# cut in half shrimp!



## shrimptina (Oct 27, 2017)

Hi everyone!
This is my first post on here. 

I've had a fully planted shrimp tank for a few years now. I have times of total chaos, when shrimp are dying left and right, and times of relative calm, where they are fine for months at a time. 

Recently I added a Azoo Mignon Filter 60 to my low tech tank for stability (I had two tiny fish in the tank but they were mucking the water up too much so I moved them out). Things were going okay, I lost one shrimp three days ago. But today I found my largest, saddled female CUT IN TWO PIECES AT THE BOTTOM OF THE TANK! Whaaaaat is that? Has anyone seen this?

Levels are fine! Plants are thriving.
HELP TANK FRIENDS!


----------



## KayakJimW (Aug 12, 2016)

Weirdness, never heard of that. Do you have a cat with a wet paw? You sure it's not just a molt? Was it clear or pink?


----------



## shrimptina (Oct 27, 2017)

KayakJimW said:


> Weirdness, never heard of that. Do you have a cat with a wet paw? You sure it's not just a molt? Was it clear or pink?

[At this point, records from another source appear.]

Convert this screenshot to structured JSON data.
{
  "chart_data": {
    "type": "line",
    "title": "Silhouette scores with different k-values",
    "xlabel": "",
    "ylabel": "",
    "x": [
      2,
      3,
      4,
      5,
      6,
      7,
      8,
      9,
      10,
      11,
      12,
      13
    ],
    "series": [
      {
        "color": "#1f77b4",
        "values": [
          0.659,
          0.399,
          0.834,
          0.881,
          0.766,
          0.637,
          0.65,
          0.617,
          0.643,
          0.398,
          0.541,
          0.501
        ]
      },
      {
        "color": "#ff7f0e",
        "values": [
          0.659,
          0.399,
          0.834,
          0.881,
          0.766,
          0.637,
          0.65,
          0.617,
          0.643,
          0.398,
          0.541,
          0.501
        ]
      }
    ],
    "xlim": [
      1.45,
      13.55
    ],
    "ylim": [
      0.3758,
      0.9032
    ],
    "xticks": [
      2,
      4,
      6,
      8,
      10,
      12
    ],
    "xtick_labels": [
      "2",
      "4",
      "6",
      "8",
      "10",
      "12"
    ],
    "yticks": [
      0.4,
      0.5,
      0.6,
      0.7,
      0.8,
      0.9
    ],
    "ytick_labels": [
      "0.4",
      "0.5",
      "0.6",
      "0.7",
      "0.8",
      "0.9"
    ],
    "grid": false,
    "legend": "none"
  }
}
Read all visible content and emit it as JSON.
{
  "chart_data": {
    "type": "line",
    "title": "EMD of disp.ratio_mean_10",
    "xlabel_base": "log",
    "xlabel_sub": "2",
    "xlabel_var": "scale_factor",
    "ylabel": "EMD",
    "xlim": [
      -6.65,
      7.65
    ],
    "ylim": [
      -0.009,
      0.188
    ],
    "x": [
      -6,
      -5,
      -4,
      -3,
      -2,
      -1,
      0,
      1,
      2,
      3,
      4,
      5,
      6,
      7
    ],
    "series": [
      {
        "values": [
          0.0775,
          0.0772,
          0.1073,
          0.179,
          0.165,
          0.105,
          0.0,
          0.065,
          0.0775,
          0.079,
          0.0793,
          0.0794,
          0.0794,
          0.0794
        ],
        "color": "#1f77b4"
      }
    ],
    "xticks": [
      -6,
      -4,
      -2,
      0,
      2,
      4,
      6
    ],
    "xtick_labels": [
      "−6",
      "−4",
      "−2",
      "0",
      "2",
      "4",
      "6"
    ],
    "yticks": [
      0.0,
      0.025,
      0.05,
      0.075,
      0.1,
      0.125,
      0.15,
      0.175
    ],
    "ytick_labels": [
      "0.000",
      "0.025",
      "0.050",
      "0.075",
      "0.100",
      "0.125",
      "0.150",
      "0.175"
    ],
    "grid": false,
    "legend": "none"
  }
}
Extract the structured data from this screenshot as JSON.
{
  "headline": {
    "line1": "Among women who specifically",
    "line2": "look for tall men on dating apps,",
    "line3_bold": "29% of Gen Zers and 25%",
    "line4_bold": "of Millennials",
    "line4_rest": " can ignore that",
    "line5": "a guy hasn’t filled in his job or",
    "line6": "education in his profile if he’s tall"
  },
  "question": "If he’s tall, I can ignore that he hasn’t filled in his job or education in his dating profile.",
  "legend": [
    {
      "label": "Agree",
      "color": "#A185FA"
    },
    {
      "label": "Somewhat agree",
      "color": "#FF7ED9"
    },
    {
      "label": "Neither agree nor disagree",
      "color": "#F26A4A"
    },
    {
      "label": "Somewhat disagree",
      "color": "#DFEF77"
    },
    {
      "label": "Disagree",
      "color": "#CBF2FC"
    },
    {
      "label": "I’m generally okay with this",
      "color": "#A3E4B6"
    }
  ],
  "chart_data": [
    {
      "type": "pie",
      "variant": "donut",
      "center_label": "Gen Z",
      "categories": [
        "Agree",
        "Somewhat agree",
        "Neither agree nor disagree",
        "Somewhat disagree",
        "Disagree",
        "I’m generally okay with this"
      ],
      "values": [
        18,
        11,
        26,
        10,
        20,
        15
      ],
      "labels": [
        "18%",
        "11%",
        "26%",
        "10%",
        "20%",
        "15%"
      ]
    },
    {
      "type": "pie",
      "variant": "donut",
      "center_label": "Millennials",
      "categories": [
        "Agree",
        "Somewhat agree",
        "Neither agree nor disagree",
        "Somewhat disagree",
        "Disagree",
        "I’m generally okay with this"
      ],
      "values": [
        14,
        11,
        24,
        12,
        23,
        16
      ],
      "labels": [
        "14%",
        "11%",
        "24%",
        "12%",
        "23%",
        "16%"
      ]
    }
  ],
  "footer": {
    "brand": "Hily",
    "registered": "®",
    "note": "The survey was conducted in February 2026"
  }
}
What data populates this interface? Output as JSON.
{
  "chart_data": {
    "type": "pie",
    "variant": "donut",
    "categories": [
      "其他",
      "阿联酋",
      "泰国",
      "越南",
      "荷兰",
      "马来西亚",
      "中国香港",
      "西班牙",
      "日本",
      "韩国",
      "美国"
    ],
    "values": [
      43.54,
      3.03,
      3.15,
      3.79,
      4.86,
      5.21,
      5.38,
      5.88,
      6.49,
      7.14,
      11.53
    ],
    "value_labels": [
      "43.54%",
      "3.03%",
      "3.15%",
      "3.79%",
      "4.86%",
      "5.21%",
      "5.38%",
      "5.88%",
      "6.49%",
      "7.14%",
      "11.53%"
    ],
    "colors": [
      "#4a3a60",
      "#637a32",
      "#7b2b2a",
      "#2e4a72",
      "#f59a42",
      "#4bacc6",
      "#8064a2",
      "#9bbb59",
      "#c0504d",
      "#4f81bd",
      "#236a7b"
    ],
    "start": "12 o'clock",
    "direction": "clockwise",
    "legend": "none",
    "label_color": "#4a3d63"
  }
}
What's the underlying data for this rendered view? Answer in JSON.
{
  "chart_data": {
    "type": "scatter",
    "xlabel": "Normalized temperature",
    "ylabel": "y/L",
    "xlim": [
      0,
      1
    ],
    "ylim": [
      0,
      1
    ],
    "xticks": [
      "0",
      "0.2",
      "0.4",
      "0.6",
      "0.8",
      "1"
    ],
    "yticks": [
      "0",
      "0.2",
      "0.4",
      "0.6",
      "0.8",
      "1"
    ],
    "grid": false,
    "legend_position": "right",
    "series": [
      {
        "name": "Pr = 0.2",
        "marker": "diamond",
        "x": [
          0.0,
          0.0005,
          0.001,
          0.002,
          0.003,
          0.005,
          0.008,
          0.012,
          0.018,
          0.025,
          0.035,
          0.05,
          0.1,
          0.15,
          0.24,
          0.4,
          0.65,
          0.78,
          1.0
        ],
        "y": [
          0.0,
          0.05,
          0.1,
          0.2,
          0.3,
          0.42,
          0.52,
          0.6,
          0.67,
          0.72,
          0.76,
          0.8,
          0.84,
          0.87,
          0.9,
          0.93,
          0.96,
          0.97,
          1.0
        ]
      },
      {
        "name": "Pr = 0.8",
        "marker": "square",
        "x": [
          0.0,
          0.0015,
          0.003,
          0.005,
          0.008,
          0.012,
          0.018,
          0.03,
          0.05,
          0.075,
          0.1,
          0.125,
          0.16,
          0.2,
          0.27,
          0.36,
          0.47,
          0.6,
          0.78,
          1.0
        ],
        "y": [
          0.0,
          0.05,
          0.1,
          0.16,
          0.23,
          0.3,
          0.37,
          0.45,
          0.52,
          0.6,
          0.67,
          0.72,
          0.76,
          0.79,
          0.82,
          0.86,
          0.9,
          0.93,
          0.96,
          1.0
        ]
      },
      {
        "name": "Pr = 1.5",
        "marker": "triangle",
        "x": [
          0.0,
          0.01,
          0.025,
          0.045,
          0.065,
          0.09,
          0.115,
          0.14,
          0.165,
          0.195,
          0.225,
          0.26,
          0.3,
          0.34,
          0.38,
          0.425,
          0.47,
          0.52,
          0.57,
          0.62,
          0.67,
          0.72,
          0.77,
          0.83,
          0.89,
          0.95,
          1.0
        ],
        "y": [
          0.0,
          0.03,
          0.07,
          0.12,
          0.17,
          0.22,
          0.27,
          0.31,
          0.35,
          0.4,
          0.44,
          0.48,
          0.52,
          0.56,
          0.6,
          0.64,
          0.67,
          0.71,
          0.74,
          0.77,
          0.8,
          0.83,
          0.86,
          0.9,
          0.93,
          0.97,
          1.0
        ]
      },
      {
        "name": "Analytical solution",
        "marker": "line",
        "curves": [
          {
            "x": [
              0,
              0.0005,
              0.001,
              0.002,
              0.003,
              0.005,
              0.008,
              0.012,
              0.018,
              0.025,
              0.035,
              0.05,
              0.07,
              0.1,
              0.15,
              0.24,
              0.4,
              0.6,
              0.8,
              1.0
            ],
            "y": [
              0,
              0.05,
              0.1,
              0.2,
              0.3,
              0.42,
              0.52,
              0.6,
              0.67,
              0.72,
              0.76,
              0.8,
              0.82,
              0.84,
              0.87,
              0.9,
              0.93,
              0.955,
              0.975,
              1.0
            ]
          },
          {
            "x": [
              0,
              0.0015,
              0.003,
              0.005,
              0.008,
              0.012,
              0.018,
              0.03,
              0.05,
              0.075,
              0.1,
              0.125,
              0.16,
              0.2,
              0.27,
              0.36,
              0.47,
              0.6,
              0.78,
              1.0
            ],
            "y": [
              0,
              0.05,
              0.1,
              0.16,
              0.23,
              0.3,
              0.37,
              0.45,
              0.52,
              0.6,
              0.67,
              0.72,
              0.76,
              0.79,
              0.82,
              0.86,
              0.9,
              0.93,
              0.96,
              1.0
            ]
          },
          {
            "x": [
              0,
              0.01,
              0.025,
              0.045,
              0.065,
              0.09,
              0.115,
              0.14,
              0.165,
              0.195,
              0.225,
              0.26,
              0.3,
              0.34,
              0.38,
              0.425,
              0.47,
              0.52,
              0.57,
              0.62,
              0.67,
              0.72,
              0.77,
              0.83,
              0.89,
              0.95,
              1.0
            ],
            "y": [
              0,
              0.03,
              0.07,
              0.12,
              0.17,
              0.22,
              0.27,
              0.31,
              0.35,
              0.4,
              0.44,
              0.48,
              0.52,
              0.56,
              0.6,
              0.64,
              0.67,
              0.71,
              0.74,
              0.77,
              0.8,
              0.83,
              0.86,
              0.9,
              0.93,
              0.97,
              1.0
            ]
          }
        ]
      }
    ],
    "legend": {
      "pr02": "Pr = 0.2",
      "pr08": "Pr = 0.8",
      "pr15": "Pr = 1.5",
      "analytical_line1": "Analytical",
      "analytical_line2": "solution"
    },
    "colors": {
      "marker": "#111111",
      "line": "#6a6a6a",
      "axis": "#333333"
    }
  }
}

Yeah, it was definitely a whole shrimp. I always remove them and there is no question about it, pink little shrimpy. 
No animals besides a dog in the house. 

Thanks for the input!


----------



## SueD (Nov 20, 2010)

Did you add a prefilter on the Azoo?


----------



## shrimptina (Oct 27, 2017)

SueD said:


> Did you add a prefilter on the Azoo?


 Is that the black sponge on the end of the filer so the babies don't get sucked up? If so, than yes!


----------



## ChrisX (May 28, 2017)

Maybe you cut it in half while trimming plants?


----------



## houseofcards (Mar 21, 2009)

What kind of pre-filter? I have the same filter on my 1.5g and I had shrimp in it for a while until I moved them, but even with a pre-filter a few somehow managed to get into the filter and I found them in there in pieces. Yours probably got in there and made it back into the tank.


----------



## KayakJimW (Aug 12, 2016)

Getting sucked up in the filter sounds like the most likely scenario. However, my inner conspiracy theorist says How can your largest saddled female fit through the intake, get cleanly halved just once, and not just get stuck in the filter media inside the filter? 

Those intakes are pretty small. Even without a prefilter my Mignon 60 catches single pieces of duckweed. I guess, if the shrimp was actively trying to squeeze in there... Mine also gets its coarse filter media (threw the fine white one away) pretty clogged and water flows over the top if it needs cleaning. -I just shot holes in my own conspiracy, but it must've been the perfect storm of events to happen like that.

I agree on the filter being the most probable case, but here's one more "what if": Have you vacuumed the substrate lately? Sometimes when I gravel vac, my shrimp are really inquisitive. I could see a scenario where I was vacuuming between plants or in the back not seeing the end of the siphon, accidentally chomp a curious shrimp in half and lift the tube in a way that causes the inside half not to get siphoned up. Then both halves later drift around to the front of tank?

Sounds like an episode of NCIShrimp

I also think @ChrisX theory holds up. If she was hanging out behind a plant that got snipped, got snipped herself, then drifted to the front later on...


----------



## houseofcards (Mar 21, 2009)

Yep any of those are possibilities. I remember being amazed how some of my shrimp got into the filter even with the sponge on. I was scratching my head. But there they were. One half there and the other here. I was even wondering if they somehow jumped into the outflow and the intake with the impeller wasn't seated properly. 

It's weird.


----------